The Librarian's survival – Somehow, the Librarian survived on Earth, despite being cut off from the safety of the Ark or some Shield World, so she should have been killed and disintegrated with every other sentient life form in the galaxy… right? But Cortana is an AI, so unless she somehow got her own organic (and thus vulnerable body), then she shouldn't have been killed by the blast.

Also, VERY IMPORTANT to note… on Cortana's upper back, near her shoulder blades (or at least in Halo 2), there's this particular hexagonal shape (or is it a pentagonal shape?) with small bars on the upper sides, which looks almost like the Librarian's symbol… coincidence?

The stuff having to do with Cortana's rampancy comes from the 2-part "Origins" short from Halo Legends, and so it should be noted that maybe her rampancy could have been caused events to appear differently than how they actually happened (Frank O'Connor even said so on the DVD commentary).
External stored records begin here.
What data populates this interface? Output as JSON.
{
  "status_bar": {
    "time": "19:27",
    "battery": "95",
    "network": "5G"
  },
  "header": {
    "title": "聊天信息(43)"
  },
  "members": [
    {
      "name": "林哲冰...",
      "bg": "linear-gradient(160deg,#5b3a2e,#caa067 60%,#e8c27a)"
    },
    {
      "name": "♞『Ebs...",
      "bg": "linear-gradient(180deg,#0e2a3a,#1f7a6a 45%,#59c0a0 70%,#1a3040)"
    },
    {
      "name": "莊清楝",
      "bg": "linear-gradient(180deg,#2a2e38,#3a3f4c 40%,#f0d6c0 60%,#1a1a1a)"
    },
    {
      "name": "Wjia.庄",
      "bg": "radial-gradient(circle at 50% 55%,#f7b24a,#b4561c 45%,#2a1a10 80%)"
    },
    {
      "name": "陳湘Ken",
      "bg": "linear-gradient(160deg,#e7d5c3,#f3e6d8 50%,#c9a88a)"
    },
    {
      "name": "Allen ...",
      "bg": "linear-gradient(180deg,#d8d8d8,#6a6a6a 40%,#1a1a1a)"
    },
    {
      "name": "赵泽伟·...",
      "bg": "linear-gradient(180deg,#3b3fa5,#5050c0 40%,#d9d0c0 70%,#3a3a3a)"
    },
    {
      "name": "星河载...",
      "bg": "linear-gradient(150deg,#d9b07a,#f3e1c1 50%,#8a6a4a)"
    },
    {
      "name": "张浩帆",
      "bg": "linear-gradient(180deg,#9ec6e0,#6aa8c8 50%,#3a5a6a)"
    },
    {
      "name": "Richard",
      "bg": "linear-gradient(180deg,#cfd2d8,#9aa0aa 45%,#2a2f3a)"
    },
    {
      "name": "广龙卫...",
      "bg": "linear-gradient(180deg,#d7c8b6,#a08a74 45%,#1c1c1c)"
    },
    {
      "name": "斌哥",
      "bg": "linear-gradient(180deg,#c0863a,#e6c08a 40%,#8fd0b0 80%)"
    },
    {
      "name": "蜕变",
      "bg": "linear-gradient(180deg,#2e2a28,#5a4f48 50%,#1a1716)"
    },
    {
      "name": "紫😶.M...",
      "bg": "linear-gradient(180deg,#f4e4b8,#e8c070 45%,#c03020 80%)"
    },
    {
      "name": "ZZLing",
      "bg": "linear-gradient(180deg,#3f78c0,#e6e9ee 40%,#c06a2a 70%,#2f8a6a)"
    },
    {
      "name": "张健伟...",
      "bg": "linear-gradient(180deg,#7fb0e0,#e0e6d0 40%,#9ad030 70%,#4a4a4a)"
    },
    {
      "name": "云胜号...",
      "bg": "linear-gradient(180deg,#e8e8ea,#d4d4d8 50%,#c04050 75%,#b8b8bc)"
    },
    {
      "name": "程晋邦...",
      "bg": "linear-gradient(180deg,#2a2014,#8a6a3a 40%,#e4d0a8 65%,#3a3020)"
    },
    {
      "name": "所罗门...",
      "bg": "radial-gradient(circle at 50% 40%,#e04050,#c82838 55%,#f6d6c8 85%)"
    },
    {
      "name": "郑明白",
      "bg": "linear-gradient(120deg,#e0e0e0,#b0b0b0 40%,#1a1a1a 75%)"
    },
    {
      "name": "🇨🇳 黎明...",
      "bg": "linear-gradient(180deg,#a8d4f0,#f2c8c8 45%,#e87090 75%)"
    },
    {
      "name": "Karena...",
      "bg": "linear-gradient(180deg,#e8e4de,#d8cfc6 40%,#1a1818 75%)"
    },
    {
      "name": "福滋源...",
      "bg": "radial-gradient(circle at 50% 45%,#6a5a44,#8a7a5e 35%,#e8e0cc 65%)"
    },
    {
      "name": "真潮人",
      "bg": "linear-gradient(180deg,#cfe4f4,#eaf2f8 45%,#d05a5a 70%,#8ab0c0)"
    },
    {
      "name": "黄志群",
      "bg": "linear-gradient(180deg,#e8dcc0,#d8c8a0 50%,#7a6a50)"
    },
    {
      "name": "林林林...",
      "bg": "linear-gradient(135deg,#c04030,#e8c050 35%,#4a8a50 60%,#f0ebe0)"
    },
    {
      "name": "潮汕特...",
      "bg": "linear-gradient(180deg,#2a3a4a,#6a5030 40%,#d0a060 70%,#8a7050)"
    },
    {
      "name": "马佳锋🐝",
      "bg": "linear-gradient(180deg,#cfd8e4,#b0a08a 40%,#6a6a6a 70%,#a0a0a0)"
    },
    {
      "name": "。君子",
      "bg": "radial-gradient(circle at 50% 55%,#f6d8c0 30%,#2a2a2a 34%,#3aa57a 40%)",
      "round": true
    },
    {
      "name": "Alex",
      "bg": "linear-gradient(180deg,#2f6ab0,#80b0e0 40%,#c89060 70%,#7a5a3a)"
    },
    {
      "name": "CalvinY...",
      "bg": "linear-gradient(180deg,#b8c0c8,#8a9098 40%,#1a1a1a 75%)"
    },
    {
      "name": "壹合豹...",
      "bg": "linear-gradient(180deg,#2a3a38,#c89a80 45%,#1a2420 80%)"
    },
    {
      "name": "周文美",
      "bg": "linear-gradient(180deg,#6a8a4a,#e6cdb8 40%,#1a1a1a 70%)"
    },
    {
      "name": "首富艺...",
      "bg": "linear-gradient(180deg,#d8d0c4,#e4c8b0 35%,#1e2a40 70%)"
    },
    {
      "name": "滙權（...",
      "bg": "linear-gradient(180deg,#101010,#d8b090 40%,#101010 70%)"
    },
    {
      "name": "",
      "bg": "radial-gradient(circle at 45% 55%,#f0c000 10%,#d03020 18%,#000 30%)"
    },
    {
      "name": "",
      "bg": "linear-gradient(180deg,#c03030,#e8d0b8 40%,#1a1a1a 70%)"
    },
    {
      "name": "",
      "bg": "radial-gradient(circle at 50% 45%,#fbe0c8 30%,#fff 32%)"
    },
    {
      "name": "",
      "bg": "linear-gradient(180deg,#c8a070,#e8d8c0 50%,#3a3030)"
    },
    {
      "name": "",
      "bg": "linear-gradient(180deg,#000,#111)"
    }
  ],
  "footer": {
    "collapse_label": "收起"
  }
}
There's also one other issue which I tried to tackle in this, which I'm sure everyone knows: The intertwined facts of the humans' enigmatic connection to the Forerunners and how humans seem to have the ability to access Forerunner technology written into their genes (quite a few hints were dropped about that in Halo 3). However, if the Forerunners really were avian and the humans of the time were just another unrelated species which they found, then it's unlikely that there is some sort of biological or evolutionary connection between the Forerunners and humans… but again, the Forerunners' appearance was how we saw it as told from a borderline-rampant Cortana.

As for the validity of my theory, concerning the fates of Master Chief and Cortana, as well as Didact and Librarian… well, the Forerunner trilogy of Halo novels to be written by Greg Keyes will be coming out soon enough, so hopefully we will see much more about them and the rest of the Forerunner, but even if my crazy theory is wrong, well, at least I'm having fun with it!

UPDATE (FALL 2010): I've seen Halo: Reach, and there's that thing about Cortana possibly being a Forerunner AI; all I'll say is that I had this idea in mind well before the game came out. So, for all intents and purposes, disregard what was seen in the game.